Oh you really really don't want to just let me make this simple do you? LOL
Yes actually Kuraudo I would. I think your metabolism has been slowed and/or there's a poor hormonal profile at work - so hard, heavy lifts and a slower focus on clean massing is the best approach because it slowly corrects the hormone profile.
People vary so much - there isn't an average really and if they 'are average' then after they start lifting their metabolism and body composition/hormone profile changes and they aren't average any longer again LOL
But I'd say average here is a male between 20-40 in good health, 160-180 cm tall.
Can I use MCTS on my 180 carb, 240 protein, 50 gram fat diet?
I don't know if that will help . I do refeed on saturday as it produces no fat gains for me.
Passion wrote:
So the 3300 calories is a "starting point" for?????
3300 = Starting point for massing, 1900 (with the calorie cycle) for fat loss.
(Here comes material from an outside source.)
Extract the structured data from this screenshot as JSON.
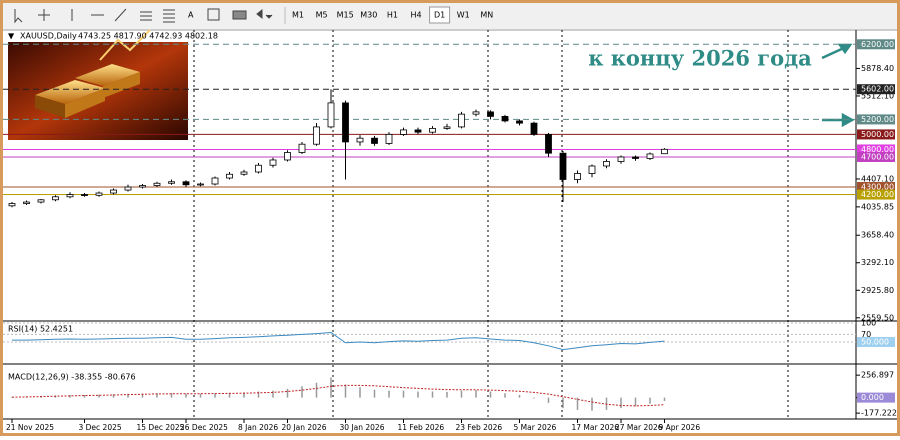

This is for everyone who has no idea where to begin but it's meant for a male between 20-40 in good health, 160-180 cm tall; others will need to adjust pretty rapidly based upon the first week's results
It's important to note that for a lot of guys, their body will NOT drop body fat at low calories. They get themselvs into a "starvation mode" and start dropping muscle while keeping calories.
Then they get frustrated as when they add some more calories it just stores fat.
They don't see how to get out.
Low cals: your body holds the fat and ditches the muscle because it is trying to KEEP YOU ALIVE. Muscle is dynamic and burns calories. Your body thinks 'gee if this keeps up this way we are going to die soon - quick, ditch the muscle and hold onto that fat as long as possible'. Reducing the calories more here won't help. You'll end up being a skeleton covered with fat.
Low cals + some more cals: Your body says 'at last, more fuel to store up as some fat. We're still starving but thankfully I can at least make some fat right now.'
So what do you do? The answer is to STOP STARVING. EAT MORE - not a little more, a LOT MORE!
Won't you get fat? NO! Not if you do it right.
If that's you, up your calories and up your activity. If you do it right, your body will take a few weeks to really 'believe' you aren't starving and will finally add muscle; in the meantime your body fat will fluctuate a little and the extra activity will burn those cals. The food intake is STILL SUFFICIENT TO GET YOU OUT OF STARVE MODE and you burn off what would be 'too much' so you do not get fat.
Your body uses the new cals to replenish the old, lost muscle. It actually would like it back - but you have to convince it that "it's okay, we're not starving to death."
Get the activity dialled in sufficiently and you'll do it while dropping a small amount of fat.
I've helped more than 20 guys out of this and am helping two of them right now with this exact process.